El deportivo de diseño atemporal y una gran tradición en el deporte del motor, debutó es la edición 64 del Salón del Automóvil de París en 1978. Diez años antes, el BMW 2800 CS ya había entrado en la era de los “grandes coupés”, modelos que representaron toda una época en carretera como en  circuito.

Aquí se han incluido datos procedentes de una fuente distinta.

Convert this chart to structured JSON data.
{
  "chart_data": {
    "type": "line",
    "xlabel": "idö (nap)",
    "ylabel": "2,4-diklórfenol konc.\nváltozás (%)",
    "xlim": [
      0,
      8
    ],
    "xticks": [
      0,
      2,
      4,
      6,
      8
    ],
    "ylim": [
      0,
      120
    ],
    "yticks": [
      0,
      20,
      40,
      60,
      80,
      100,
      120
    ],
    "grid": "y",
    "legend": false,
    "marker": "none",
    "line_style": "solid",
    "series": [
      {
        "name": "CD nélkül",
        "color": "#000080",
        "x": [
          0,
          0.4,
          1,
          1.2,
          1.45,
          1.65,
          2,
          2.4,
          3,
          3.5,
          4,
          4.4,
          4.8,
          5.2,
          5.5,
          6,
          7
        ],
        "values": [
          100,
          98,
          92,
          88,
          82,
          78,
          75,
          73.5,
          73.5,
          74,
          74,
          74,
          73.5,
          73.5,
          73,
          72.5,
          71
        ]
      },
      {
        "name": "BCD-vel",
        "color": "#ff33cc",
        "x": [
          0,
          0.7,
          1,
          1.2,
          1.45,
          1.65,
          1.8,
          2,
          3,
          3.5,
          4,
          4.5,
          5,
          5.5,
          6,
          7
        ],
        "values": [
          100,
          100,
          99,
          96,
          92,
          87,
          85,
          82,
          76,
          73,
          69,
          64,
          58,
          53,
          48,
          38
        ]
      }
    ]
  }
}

El estilo de la carrocería del M1 es obra del diseñador italiano Giorgio Giugiaro. La intención de los bávaros fue que el nuevo coupé tuviera claramente un diseño italiano. Se diseñó sobre la base del BMW turbo con puertas de “alas de gaviota“, un prototipo con turbocompresor creado en 1972 por el diseñador de BMW Paul Bracq.

Bracq y Giugiaro ya habían colaborado antes para crear el BMW Serie 6 Coupé. Por contraste, el motor de seis cilindros en línea del vehículo fue una obra maestra de Múnich. Al igual que el concepto del vehículo, la tecnología de transmisión se diseñó para dominar los retos del circuito y cumplir los requisitos para obtener la licencia como vehículo para carretera. La versión ‘de calle’ del BMW M1 era el deportivo alemán más veloz. La serie Procar proporcionó parte del programa para las carreras del Campeonato Mundial de Fórmula 1, y el BMW M1 se colocó en la línea de salida con un motor de hasta 490 caballos de fuerza. La turbocompresión aumentó la potencia a 850-950 Hp para carreras conforme a las normas del Grupo 5.

 El M1 no sólo fue un auto deportivo y de carreras extraordinario, de la misma manera también fue una singular obra de arte. En 1979, el ídolo del pop art mundialmente famoso Andy Warhol trabajó sobre un M1 listo para competir, usando sus pinceles y pintura para convertir al M1 en una de las obras de arte más rápidas del mundo.

 Ese fue el cuarto Art Car de BMW, una serie de ejecuciones artísticas basadas en diferentes modelos de BMW. Warhol fue el primer artista en pintar la carrocería del auto directamente con los potentes trazos de su pincel: Pero el carro es mejor que el arte“, se dijo a sí mismo Warhol más tarde en un comentario hilarante.

Con el número 76, el BMW M1 Art Car luchó por el título en Le Mans a lo largo de las 24 horas completas, terminando finalmente la carrera en sexto lugar.